Myosin in Autoinhibited State(s), Stabilized by Mavacamten, Can Be Recruited Via Inotropic Effectors

Mavacamten is a novel, FDA-approved, small molecule therapeutic designed to regulate cardiac function by selectively but reversibly inhibiting the enzymatic activity of myosin. It shifts myosin towards ordered states close to the thick filament backbone. It remains unresolved whether mavacamten permanently sequesters these myosin heads in the state(s) or whether these heads can be recruited in response to physiological stimuli when required to boost cardiac output. We show that cardiac myosins stabilized in these state(s) by mavacamten are recruitable by Ca, increased heart rate, stretch, and β-adrenergic (β-AR) stimulation, all known physiological inotropic effectors. At the molecular level, we show that, in presence of mavacamten, Ca increases myosin ATPase activity by shifting myosin heads from the reserve super-relaxed (SRX) state to the active disordered relaxed (DRX) state. At the myofilament level, both Ca and passive lengthening can shift ordered myosin heads from positions close to the thick filament backbone to disordered states closer to the thin filaments in the presence of mavacamten. In isolated rat cardiomyocytes, increased stimulation rates enhanced shortening fraction in mavacamten-treated cells.
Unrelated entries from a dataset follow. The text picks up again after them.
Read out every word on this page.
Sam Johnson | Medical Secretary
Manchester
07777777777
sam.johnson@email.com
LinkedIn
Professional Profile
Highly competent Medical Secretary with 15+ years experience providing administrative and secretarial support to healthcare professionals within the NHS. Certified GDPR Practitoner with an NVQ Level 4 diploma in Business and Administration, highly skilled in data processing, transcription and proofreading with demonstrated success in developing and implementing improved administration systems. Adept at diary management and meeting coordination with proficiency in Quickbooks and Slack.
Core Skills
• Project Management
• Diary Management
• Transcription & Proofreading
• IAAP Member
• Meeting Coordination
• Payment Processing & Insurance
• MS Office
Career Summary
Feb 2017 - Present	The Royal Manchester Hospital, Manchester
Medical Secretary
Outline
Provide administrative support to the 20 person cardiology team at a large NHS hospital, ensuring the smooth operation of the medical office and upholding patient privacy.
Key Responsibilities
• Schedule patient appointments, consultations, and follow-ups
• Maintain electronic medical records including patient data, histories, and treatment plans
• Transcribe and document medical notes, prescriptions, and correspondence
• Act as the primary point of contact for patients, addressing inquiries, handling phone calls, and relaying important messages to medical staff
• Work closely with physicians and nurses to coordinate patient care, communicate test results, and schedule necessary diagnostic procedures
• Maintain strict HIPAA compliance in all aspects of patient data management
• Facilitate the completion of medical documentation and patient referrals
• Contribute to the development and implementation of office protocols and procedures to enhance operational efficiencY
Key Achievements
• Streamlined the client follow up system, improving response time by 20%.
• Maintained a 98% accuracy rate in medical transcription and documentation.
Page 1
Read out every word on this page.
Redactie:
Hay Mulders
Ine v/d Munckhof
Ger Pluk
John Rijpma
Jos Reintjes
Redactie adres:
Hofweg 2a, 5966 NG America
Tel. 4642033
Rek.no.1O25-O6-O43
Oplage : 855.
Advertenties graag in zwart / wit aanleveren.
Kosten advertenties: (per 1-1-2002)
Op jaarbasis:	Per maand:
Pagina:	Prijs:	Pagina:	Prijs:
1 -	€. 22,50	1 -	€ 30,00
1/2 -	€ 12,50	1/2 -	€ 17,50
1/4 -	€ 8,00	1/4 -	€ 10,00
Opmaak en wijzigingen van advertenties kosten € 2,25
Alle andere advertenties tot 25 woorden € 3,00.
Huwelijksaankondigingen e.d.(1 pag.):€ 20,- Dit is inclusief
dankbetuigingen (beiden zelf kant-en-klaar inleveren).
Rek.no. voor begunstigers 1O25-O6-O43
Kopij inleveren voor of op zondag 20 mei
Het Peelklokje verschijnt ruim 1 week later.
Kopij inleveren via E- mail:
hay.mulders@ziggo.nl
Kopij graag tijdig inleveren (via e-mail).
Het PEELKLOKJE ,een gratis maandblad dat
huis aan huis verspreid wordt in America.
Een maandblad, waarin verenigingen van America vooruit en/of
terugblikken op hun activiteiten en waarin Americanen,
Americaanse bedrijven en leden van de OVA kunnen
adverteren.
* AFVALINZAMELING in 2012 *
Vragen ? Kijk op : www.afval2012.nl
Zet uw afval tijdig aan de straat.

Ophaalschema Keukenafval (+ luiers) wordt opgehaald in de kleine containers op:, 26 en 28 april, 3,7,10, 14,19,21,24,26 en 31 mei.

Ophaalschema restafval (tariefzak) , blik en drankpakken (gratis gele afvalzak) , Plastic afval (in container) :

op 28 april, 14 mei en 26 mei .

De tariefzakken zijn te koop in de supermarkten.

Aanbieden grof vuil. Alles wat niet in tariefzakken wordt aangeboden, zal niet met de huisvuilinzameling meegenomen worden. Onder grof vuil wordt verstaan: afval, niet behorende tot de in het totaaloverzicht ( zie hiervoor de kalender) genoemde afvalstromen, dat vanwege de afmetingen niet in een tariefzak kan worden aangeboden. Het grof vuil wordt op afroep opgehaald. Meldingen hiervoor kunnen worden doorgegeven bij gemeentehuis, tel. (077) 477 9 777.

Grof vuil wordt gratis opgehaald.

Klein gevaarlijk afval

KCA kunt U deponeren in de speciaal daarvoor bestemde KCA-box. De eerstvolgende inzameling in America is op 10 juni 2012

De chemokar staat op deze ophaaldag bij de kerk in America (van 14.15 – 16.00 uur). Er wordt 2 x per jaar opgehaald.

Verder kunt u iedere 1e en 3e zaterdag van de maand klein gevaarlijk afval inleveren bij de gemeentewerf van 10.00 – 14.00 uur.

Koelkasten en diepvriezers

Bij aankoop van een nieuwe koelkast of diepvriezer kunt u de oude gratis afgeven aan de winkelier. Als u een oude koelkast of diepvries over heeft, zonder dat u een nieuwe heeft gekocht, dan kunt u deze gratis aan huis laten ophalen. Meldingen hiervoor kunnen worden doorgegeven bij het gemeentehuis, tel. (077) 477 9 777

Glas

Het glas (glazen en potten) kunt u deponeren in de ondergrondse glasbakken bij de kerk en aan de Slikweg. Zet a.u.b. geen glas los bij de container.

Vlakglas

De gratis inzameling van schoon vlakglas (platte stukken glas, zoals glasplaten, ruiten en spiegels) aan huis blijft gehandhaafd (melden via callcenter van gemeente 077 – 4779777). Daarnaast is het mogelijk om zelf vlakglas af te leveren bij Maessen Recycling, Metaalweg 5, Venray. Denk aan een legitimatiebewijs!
This observation was confirmed in telemetered rats, where left-ventricular dP/dt an index of inotropy, increased with heart rate in mavacamten treated animals. Finally, we show that β-AR stimulation increases left-ventricular function and stroke volume in the setting of mavacamten. Our data demonstrate that the mavacamten-promoted states of myosin in the thick filament are activable, at least partially, thus leading to preservation of cardiac reserve mechanisms.